Dans le monde passionnant de l’exploration urbaine, aussi appelée « Urbex », la découverte d’une grange abandonnée en France a récemment attiré l’attention des amateurs de lieux désertés. Cette vieille orangerie, laissée à l’abandon depuis des années, cachait un trésor insoupçonné : six voitures anciennes. Autrefois utilisées lors de grands événements comme des séminaires, anniversaires ou mariages, ces véhicules d’apparat avaient fini par se perdre dans la poussière. Cette trouvaille ne ressemble pas seulement à une curieuse collection de modèles rares, mais témoigne aussi du passé glorieux de ces automobiles et de leur potentiel de transformation automobile.
Un bout d’histoire sur quatre roues
L’exploration a permis de mettre au jour plusieurs voitures emblématiques qui ont marqué leur époque par leur design automobile.

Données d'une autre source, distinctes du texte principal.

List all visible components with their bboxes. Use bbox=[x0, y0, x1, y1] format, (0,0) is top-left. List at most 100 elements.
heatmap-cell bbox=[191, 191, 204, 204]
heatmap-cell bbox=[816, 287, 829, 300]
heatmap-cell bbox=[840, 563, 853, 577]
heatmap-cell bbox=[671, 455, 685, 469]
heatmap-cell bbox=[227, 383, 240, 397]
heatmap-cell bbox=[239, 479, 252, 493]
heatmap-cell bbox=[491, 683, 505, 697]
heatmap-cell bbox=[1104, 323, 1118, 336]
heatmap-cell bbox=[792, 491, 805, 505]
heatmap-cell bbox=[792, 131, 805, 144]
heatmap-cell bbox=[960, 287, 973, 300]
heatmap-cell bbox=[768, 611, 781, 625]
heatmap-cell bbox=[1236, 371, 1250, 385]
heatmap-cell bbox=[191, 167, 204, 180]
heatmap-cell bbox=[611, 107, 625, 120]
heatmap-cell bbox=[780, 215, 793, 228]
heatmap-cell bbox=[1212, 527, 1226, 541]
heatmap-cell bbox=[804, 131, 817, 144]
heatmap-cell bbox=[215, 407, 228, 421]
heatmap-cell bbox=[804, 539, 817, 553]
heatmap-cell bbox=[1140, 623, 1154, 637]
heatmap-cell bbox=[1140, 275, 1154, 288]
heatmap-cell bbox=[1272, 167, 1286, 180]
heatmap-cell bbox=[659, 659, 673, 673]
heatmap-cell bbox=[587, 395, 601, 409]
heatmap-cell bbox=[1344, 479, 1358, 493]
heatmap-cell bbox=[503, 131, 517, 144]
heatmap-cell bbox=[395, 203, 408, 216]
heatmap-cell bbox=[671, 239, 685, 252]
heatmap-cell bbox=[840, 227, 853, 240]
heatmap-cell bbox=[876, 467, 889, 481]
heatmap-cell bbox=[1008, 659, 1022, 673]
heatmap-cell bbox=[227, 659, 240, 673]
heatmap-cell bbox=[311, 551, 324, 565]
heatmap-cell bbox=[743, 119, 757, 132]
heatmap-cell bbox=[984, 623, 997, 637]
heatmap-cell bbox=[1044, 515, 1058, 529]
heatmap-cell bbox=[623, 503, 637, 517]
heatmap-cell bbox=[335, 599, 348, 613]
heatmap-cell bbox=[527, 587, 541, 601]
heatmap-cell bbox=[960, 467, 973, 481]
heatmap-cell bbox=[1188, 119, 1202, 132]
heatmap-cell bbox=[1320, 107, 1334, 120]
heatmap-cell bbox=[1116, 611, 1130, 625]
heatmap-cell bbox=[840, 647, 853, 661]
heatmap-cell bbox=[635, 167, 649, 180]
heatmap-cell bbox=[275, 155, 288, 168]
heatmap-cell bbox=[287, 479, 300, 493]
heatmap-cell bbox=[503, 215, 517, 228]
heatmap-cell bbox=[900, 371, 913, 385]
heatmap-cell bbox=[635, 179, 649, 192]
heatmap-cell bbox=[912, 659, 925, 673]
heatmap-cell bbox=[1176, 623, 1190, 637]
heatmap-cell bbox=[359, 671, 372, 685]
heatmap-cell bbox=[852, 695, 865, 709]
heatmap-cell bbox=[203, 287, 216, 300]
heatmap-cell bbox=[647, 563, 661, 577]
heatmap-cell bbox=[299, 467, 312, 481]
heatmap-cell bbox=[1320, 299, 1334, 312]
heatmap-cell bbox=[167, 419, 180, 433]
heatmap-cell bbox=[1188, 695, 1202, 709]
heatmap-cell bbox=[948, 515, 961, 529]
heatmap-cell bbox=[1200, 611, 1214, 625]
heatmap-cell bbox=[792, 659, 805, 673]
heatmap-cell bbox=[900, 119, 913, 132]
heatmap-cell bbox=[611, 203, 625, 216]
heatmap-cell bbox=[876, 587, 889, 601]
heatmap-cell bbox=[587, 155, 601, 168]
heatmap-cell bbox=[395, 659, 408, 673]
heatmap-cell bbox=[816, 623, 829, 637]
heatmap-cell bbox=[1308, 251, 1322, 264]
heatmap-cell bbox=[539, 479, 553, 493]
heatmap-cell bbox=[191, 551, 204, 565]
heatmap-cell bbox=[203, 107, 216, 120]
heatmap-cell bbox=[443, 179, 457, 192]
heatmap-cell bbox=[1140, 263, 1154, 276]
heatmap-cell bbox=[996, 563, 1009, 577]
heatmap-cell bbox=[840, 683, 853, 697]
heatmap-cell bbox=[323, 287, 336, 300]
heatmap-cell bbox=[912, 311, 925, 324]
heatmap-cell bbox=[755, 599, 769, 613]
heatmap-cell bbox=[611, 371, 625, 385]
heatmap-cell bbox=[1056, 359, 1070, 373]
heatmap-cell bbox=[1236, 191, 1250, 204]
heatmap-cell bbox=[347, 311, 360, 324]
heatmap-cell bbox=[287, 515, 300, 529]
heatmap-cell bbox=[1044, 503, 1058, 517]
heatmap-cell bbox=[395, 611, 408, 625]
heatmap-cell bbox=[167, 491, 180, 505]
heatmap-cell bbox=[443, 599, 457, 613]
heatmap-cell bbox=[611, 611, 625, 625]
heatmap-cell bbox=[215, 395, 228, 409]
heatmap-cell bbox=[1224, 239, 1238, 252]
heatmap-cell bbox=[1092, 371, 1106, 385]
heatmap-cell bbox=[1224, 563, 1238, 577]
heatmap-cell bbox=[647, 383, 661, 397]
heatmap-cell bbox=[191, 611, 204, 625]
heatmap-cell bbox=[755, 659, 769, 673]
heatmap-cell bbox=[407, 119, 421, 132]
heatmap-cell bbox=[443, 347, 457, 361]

Parmi elles se trouvent deux Jaguar XJ, des séries II et III, connues pour leur élégance intemporelle. La série III se reconnaît à ses grands pare-chocs noirs ajoutés à partir de 1979. La Citroën DS, surnommée DSuper après 1970, se présente dans sa version simplifiée, sans freinage hydraulique, mais avec ses fameux chevrons argentés à l’arrière.
La Dodge Stealth, version nord-américaine de la Mitsubishi 3000 GT vendue entre 1990 et 2000, est plutôt bien conservée malgré une légère couche de poussière, illustrant l’innovation automobile de son époque. Du côté de la Mercedes Classe S (W140), son badge « SEL » annonce fièrement sa version à empattement long lancée en 1990.
La Lamborghini Espada : la pépite de la collection
Parmi ces trouvailles remarquables, la Lamborghini Espada attire particulièrement le regard. Imaginée par le designer Marcello Gandini (aussi derrière des modèles mythiques comme la Miura, la Jalpa, le Diablo et l’Alfa Roméo Montréal), cette voiture incarne le luxe et la vivacité des années 60 et 70. Equipée d’un moteur V12 de 3,9 litres développant entre 325 et 350 chevaux, elle pouvait atteindre une vitesse maximale impressionnante de 250 km/h selon Lamborghini.
Même si l’Espada est en très bon état général, elle présente un défaut notable : son volant a été volé. Originalement, ce modèle unique était l’une des rares Lamborghini à proposer quatre places confortables, faisant d’elle un ancêtre direct du SUV moderne Urus. Elle avait d’abord été immatriculée à Bergame en Italie et compte parmi les quelque 1300 exemplaires vendus entre 1968 et 1978.
Un héritage recouvert de poussière
Aujourd’hui, toutes ces voitures se désagrègent tranquillement sous leur épais manteau de poussière accumulé au fil des ans. Elles rappellent une époque où elles étaient louées pour ajouter du chic aux occasions spéciales. Abandonnées dans cette vieille orangerie française, elles suscitent autant l’émerveillement que la nostalgie chez ceux qui les découvrent.
Cette trouvaille inattendue rappelle l’importance de protéger notre patrimoine automobile avant qu’il ne soit irrémédiablement perdu. Comme le dit un vieux proverbe italien rapporté par les explorateurs : « Chi asperttar puote, viene a cio che vuole » – « Qui sait patienter finira par obtenir ce qu’il souhaite ». Ces mots résonnent comme un appel à se mobiliser pour préserver ces joyaux mécaniques.